# halfway through LCB in Minnesota



## haolegirltatu (May 17, 2004)

...Im halfway through my schooling at LCB In Minnesota. Im tired, I work full time and I study. This week we had a revolt at school. We let the people in the suits who make our class schedule, know that it is not ok to post major class schedule changes at 8:30 the morning of the new block of classes. We work. Have kids, and need to feel like we aren't just a tuition check. I have learned a lot at this school however un-organized it can be...but school is what you make of it. You can fail and blame it on someone else or stick it out through all the imperfect red tape and be proud at your 4.0. I love My garde manger teacher. Can anyone make a living carving Ice? I want to make swans out of apples till Im blue in the face...but what i really want to say is.....

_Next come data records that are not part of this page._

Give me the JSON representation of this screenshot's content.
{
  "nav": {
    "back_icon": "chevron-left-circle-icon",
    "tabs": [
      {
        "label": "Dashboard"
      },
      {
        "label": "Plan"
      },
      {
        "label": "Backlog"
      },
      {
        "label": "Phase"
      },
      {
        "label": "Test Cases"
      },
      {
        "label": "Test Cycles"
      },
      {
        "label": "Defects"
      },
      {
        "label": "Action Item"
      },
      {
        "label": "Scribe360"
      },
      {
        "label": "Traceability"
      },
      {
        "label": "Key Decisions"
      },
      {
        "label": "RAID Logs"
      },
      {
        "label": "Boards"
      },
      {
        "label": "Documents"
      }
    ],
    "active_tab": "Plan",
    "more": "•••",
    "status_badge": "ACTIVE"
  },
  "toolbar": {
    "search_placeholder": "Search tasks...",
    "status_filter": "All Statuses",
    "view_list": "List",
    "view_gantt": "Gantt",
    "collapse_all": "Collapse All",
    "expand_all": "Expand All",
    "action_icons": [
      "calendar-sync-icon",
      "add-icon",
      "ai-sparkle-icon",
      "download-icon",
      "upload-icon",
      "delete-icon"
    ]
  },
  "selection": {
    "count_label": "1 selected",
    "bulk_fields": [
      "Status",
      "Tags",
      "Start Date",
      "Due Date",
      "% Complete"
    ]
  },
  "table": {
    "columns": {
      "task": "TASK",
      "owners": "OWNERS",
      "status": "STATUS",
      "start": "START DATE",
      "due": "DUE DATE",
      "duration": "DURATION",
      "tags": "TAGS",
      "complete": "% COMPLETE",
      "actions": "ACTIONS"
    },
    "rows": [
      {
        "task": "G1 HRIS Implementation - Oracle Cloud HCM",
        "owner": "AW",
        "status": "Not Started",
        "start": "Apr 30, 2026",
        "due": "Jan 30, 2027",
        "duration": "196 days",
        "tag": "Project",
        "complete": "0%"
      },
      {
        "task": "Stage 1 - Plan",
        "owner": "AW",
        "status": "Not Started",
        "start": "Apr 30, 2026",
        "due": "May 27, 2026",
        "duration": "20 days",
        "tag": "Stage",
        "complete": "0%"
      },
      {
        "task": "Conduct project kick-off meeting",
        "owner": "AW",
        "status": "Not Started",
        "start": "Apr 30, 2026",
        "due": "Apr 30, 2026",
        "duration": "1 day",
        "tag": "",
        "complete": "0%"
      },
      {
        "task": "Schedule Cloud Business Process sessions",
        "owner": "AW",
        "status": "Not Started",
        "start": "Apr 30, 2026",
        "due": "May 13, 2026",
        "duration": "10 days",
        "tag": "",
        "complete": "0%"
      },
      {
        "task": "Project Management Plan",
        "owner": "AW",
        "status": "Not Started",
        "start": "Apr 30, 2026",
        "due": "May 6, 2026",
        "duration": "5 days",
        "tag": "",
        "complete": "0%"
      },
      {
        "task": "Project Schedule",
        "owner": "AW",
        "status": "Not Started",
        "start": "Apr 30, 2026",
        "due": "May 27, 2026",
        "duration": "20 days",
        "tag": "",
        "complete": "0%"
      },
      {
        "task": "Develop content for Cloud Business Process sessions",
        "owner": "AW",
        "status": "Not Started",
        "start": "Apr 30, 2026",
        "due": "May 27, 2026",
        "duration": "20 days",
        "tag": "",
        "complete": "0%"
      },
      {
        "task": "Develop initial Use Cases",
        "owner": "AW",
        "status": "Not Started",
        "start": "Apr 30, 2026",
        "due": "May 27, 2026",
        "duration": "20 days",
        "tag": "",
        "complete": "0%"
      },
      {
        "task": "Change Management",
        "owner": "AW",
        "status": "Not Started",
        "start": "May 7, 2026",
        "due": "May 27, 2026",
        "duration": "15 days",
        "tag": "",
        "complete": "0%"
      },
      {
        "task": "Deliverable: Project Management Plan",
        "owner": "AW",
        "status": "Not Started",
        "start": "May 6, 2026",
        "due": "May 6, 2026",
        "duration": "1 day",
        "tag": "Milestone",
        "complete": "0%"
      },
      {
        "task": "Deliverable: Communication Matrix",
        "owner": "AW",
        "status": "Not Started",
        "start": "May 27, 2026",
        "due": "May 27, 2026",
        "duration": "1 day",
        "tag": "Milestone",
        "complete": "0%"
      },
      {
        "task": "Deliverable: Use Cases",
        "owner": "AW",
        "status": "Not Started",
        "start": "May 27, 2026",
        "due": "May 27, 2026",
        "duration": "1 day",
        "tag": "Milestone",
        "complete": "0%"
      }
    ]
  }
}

I have heard since day one,:" get out of cooking, being a chef is too hard for you....You will have to put up with the worst environment and the worst conditions and be treated like crap.....you cant do it , I suffered, I will die a alcoholic and single...." 

yep got it. For sure. But you dont have to accept old school mentality , in a progressive Industry, just to learn from amazing chefs. This industry is growing in amazing directions. Just like you dont have to accept that the " House of Boyardee" is fine Italian food. I wont accept that I have to deal with being groped or being told what an idiot I am , because the chef is on coke. Choices. We live in America. We have choices.


----------



## kuan (Jun 11, 2001)

For that kind of money you would think they could properly schedule.


----------



## haolegirltatu (May 17, 2004)

Yes I have thought that many times. I still try to figure out why Im paying so much.


----------



## katew (Feb 22, 2002)

At most colleges they definitely treat people like money. They overbook the dorms and make people sleep co-ed in the rec room in bunk beds while they sort things out. They drag their feet on placing you in internships and make you feel like an idiot when you show up to the student services office and ask where the **** you might be going next week--"Oh we placed you in England--didn't anyone tell you? Call this number..." They tell you your project is due on this date but then they don't mention it for the rest of the semester, and fail you for not having the right stuff, they allow inadequate teachers in the door...I could go on. I am not just speaking of my culinary school experience, although that is part of it...it's the story of all colleges...it's not the pretty picture you see in the pamphlet they mail you...Like you said, you can blame them or you can fight through it and get the information you need.


----------